The bits that make it production, not a demo
A few things round it out. The owner can change the résumé either by talking to the agent or through an editor — same underlying data — but crucially the wording edits are stored as overrides while numbers, new systems and structure stay in code, so the trust gate keeps working even as phrasing changes. Published résumés are frozen — a recruiter's link never shifts under them; when the engine improves, cuts are regenerated deliberately through a script that prints diagnostics to stderr and aborts on any block-level flag before a single row is written. The site exposes MCP tools, a /raw and /json surface, and an llms.txt, so when another AI reads the site it gets clean grounded facts instead of scraping HTML and guessing. And there are 71 tests sitting alongside the engine, because the validator, the number extraction, the keyword coverage and the altitude dedup are exactly the things you do not want to discover are broken in front of a recruiter.
The stack, for the curious: it's a feature inside the same Next.js + Payload CMS + Postgres app that runs this blog — no separate service — with generation on Claude Sonnet 4.6 and the cheap sub-tasks on Haiku, every call on a hard timeout so an admin save never hangs on a slow model.
What I'd pull out of all this
Six things, and only the first is really about résumés:
- Trust is an architecture, not a disclaimer. "Don't fabricate" is enforced by a validator and a numeric gate over canonical facts, not by a polite paragraph in a prompt.
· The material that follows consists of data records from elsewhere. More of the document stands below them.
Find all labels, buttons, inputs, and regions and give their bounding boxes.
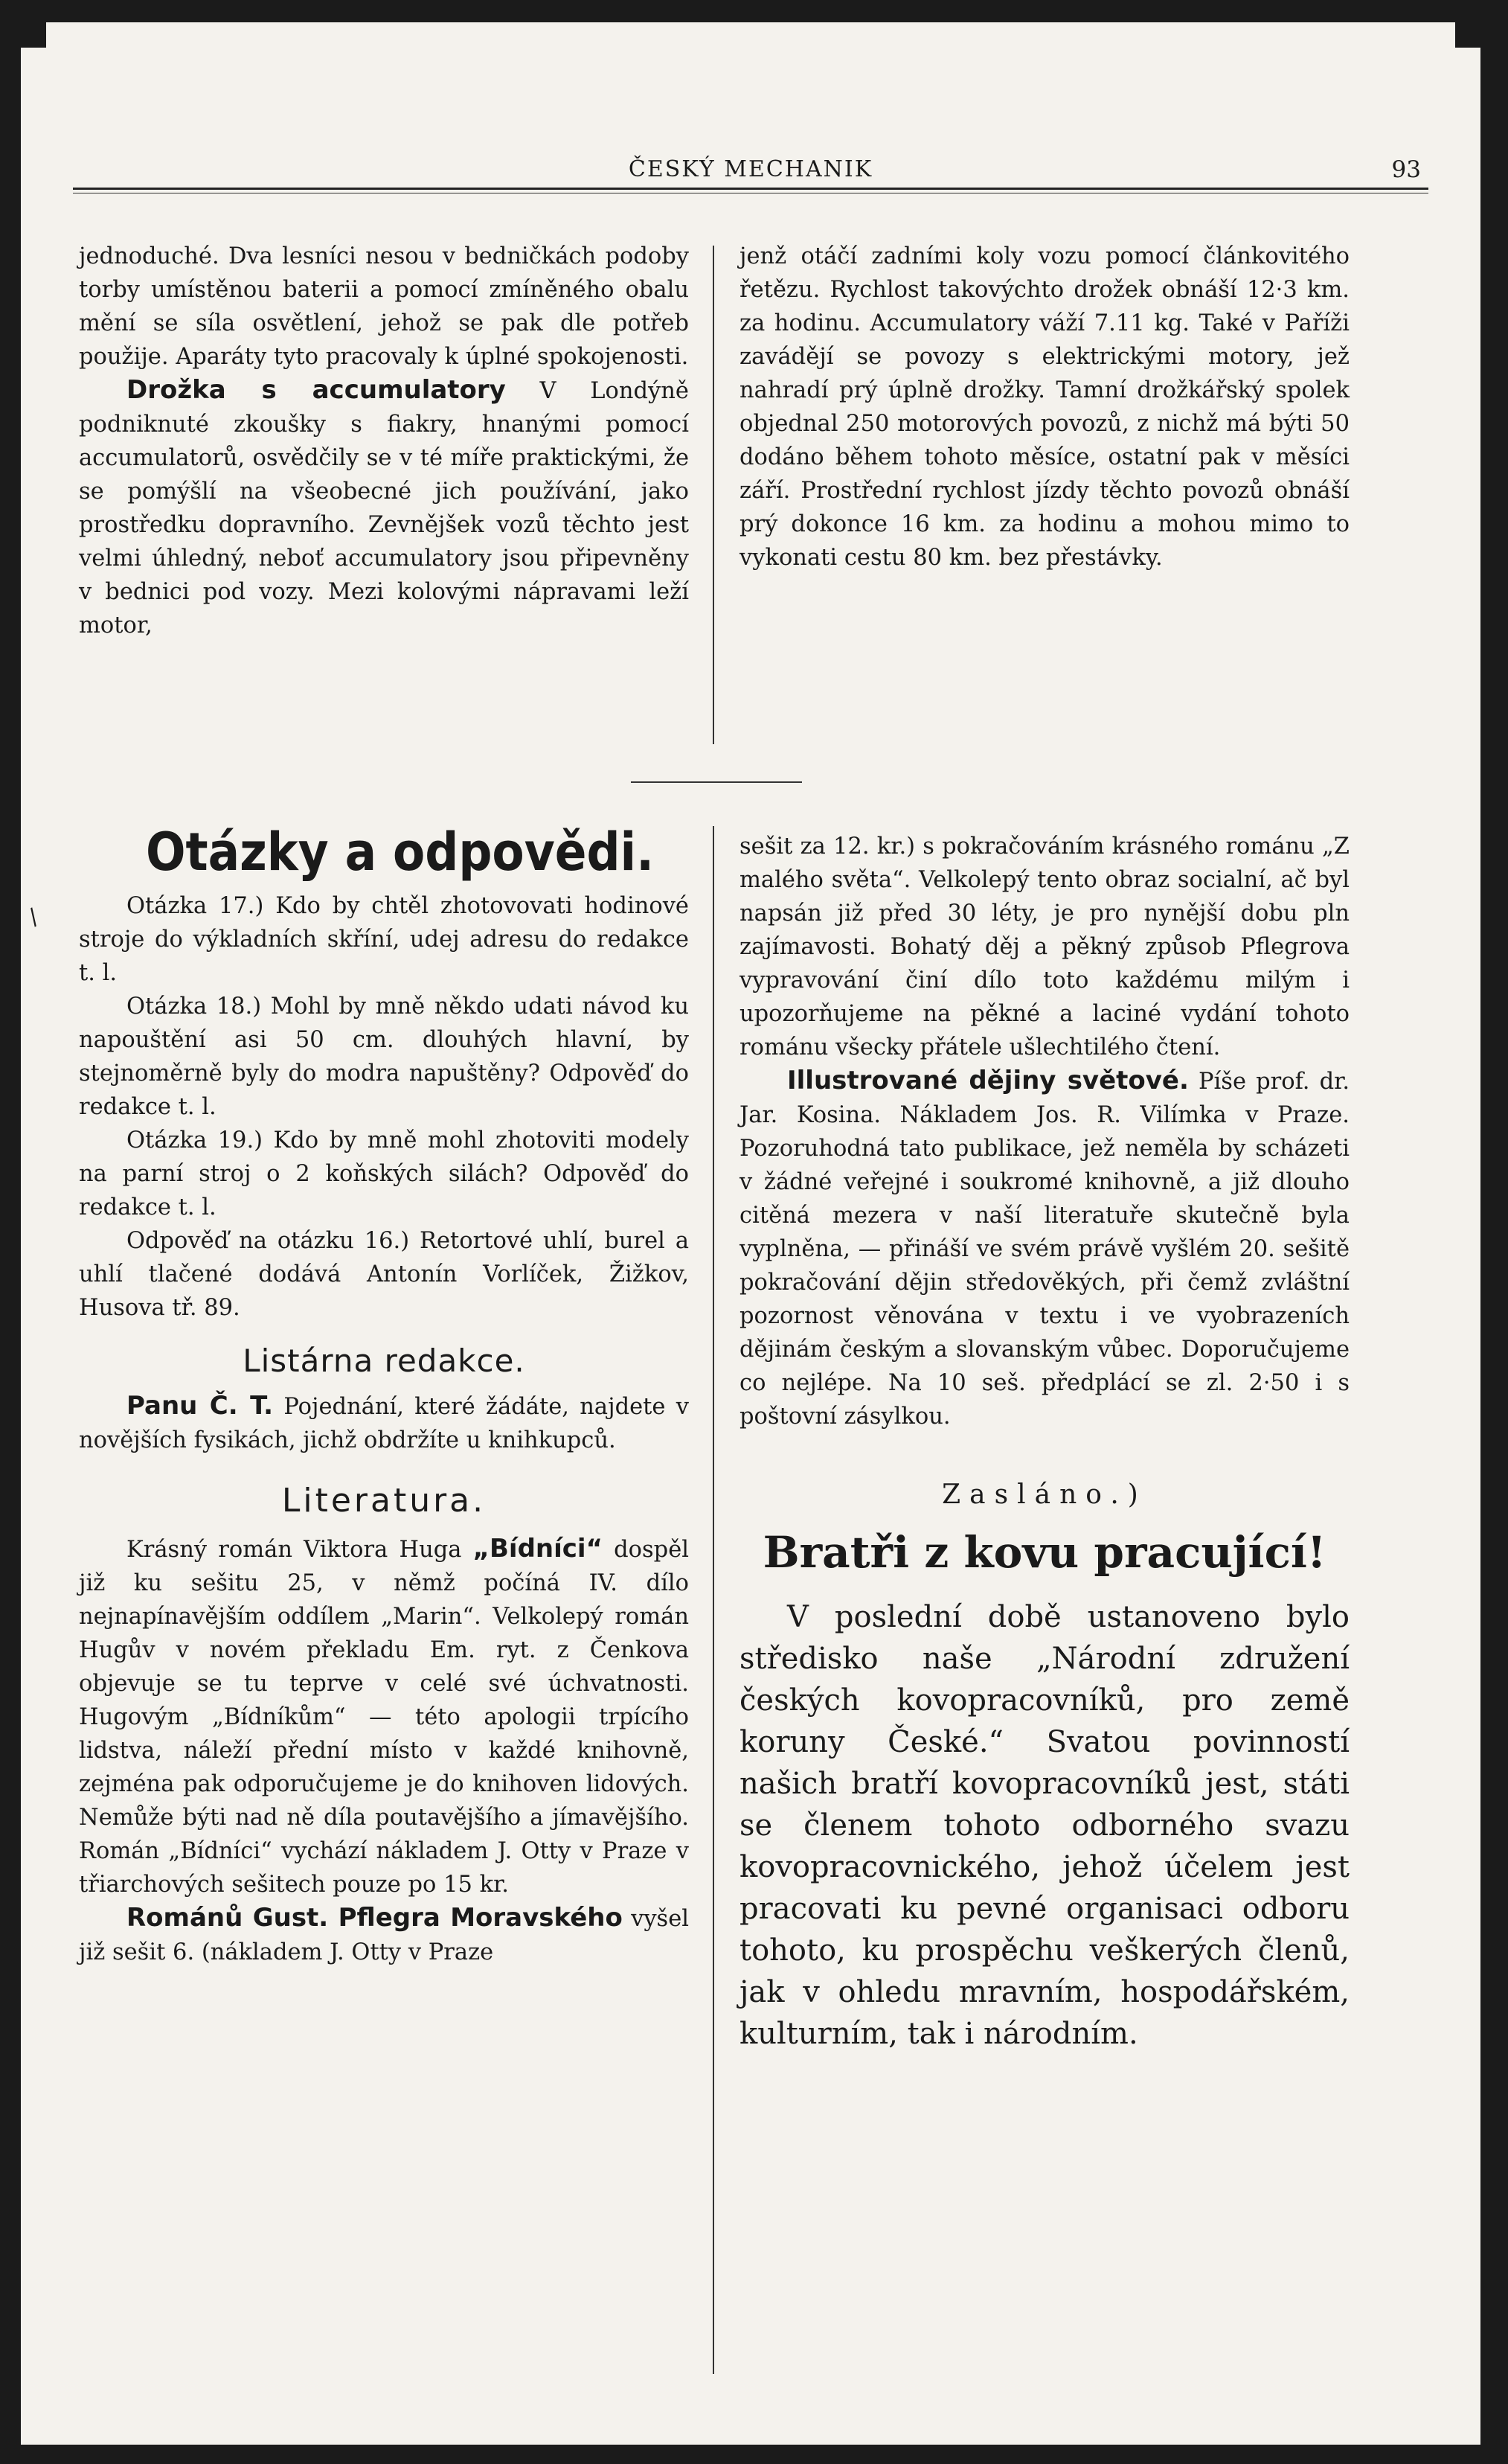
zaslano-heading: Zasláno.) xyxy=(942,1479,1147,1510)
paragraph: sešit za 12. kr.) s pokračováním krásného románu „Z malého světa“. Velkolepý tento obraz socialní, ač byl napsán již před 30 léty, je pro nynější dobu pln zajímavosti. Bohatý děj a pěkný způsob Pflegrova vypravování činí dílo toto každému milým i upozorňujeme na pěkné a laciné vydání tohoto románu všecky přátele ušlechtilého čtení. xyxy=(739,833,1350,1060)
question: Otázka 19.) Kdo by mně mohl zhotoviti modely na parní stroj o 2 koňských silách? Odpověď do redakce t. l. xyxy=(79,1127,689,1220)
scan-corner xyxy=(1455,22,1480,48)
paragraph xyxy=(79,1389,689,1457)
column-divider xyxy=(713,826,714,2374)
literatura-text: vyšel již sešit 6. (nákladem J. Otty v Praze xyxy=(79,1906,690,1965)
running-head xyxy=(21,143,1480,188)
book-title: „Bídníci“ xyxy=(472,1534,603,1564)
answer: Odpověď na otázku 16.) Retortové uhlí, burel a uhlí tlačené dodává Antonín Vorlíček, Žižkov, Husova tř. 89. xyxy=(79,1228,689,1321)
literatura-text: Krásný román Viktora Huga xyxy=(126,1537,473,1563)
bottom-right-column xyxy=(739,830,1350,2055)
scan-corner xyxy=(21,22,46,48)
question: Otázka 17.) Kdo by chtěl zhotovovati hodinové stroje do výkladních skříní, udej adresu do redakce t. l. xyxy=(79,893,689,986)
question: Otázka 18.) Mohl by mně někdo udati návod ku napouštění asi 50 cm. dlouhých hlavní, by stejnoměrně byly do modra napuštěny? Odpověď do redakce t. l. xyxy=(79,993,689,1120)
paragraph: V poslední době ustanoveno bylo středisko naše „Národní združení českých kovopracovníků, pro země koruny České.“ Svatou povinností našich bratří kovopracovníků jest, státi se členem tohoto odborného svazu kovopracovnického, jehož účelem jest pracovati ku pevné organisaci odboru tohoto, ku prospěchu veškerých členů, jak v ohledu mravním, hospodářském, kulturním, tak i národním. xyxy=(739,1600,1350,2051)
paragraph: jednoduché. Dva lesníci nesou v bedničkách podoby torby umístěnou baterii a pomocí zmíněného obalu mění se síla osvětlení, jehož se pak dle potřeb použije. Aparáty tyto pracovaly k úplné spokojenosti. xyxy=(79,243,689,370)
paragraph xyxy=(739,1064,1350,1433)
qa-heading: Otázky a odpovědi. xyxy=(146,822,655,883)
paragraph: jenž otáčí zadními koly vozu pomocí článkovitého řetězu. Rychlost takovýchto drožek obnáší 12·3 km. za hodinu. Accumulatory váží 7.11 kg. Také v Paříži zavádějí se povozy s elektrickými motory, jež nahradí prý úplně drožky. Tamní drožkářský spolek objednal 250 motorových povozů, z nichž má býti 50 dodáno během tohoto měsíce, ostatní pak v měsíci září. Prostřední rychlost jízdy těchto povozů obnáší prý dokonce 16 km. za hodinu a mohou mimo to vykonati cestu 80 km. bez přestávky. xyxy=(739,243,1350,571)
literatura-lead: Románů Gust. Pflegra Moravského xyxy=(126,1903,623,1933)
paragraph xyxy=(79,374,689,642)
paragraph xyxy=(79,1901,689,1969)
column-divider xyxy=(713,246,714,744)
article-text: V Londýně podniknuté zkoušky s fiakry, hnanými pomocí accumulatorů, osvědčily se v té míře praktickými, že se pomýšlí na všeobecné jich používání, jako prostředku dopravního. Zevnějšek vozů těchto jest velmi úhledný, neboť accumulatory jsou připevněny v bednici pod vozy. Mezi kolovými nápravami leží motor, xyxy=(79,378,689,639)
literatura-lead: Illustrované dějiny světové. xyxy=(787,1066,1189,1095)
literatura-text: dospěl již ku sešitu 25, v němž počíná IV. dílo nejnapínavějším oddílem „Marin“. Velkolepý román Hugův v novém překladu Em. ryt. z Čenkova objevuje se tu teprve v celé své úchvatnosti. Hugovým „Bídníkům“ — této apologii trpícího lidstva, náleží přední místo v každé knihovně, zejména pak odporučujeme je do knihoven lidových. Nemůže býti nad ně díla poutavějšího a jímavějšího. Román „Bídníci“ vychází nákladem J. Otty v Praze v třiarchových sešitech pouze po 15 kr. xyxy=(79,1537,690,1898)
header-rule xyxy=(73,188,1428,193)
newspaper-page xyxy=(21,22,1480,2445)
margin-mark: / xyxy=(23,903,44,931)
section-separator xyxy=(631,781,802,783)
listarna-text: Pojednání, které žádáte, najdete v novějších fysikách, jichž obdržíte u knihkupců. xyxy=(79,1394,689,1453)
article-lead: Drožka s accumulatory xyxy=(126,375,506,405)
listarna-heading: Listárna redakce. xyxy=(243,1343,525,1379)
top-left-column xyxy=(79,240,689,642)
bottom-left-column xyxy=(79,822,689,1969)
journal-title: ČESKÝ MECHANIK xyxy=(628,156,873,182)
literatura-heading: Literatura. xyxy=(281,1482,487,1520)
zaslano-title: Bratři z kovu pracující! xyxy=(763,1527,1326,1578)
paragraph xyxy=(79,1532,689,1901)
listarna-lead: Panu Č. T. xyxy=(126,1391,274,1421)
page-number: 93 xyxy=(1391,156,1421,183)
literatura-text: Píše prof. dr. Jar. Kosina. Nákladem Jos. R. Vilímka v Praze. Pozoruhodná tato publikace, jež neměla by scházeti v žádné veřejné i soukromé knihovně, a již dlouho citěná mezera v naší literatuře skutečně byla vyplněna, — přináší ve svém právě vyšlém 20. sešitě pokračování dějin středověkých, při čemž zvláštní pozornost věnována v textu i ve vyobrazeních dějinám českým a slovanským vůbec. Doporučujeme co nejlépe. Na 10 seš. předplácí se zl. 2·50 i s poštovní zásylkou. xyxy=(739,1069,1350,1430)
top-right-column xyxy=(739,240,1350,575)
- Split diagnosis from execution. Two narrow passes beat one broad one, and the diagnosis is where output quality is actually won.
- Separate your axes. Conflating "what the job is" with "what a fact is about" is what caused the worst bug in the system.
- Make every number go through one door. Forcing real metrics into a single canonical source to be quotable is a constraint that pays for itself immediately.
- Ground wide, cite narrow. Feed the agent everything — repos, docs, stories — for context and colour, but let it quote facts only from the canonical record. Rich grounding is safe because the fact door is narrow.
- Honest advocacy beats hype — and, not coincidentally, it's what a good human reference does. Lead the case, never invent the credential, never volunteer the gap, and know which topics to bounce from.
So that's Resumatron9000: a résumé bot named like it would absolutely lie to you, engineered so it can't. The worked example I tuned the altitude fix against happens to be a particular Applied AI Engineer role. Make of that what you will.
I'm sorry Dave. I genuinely can't fabricate that.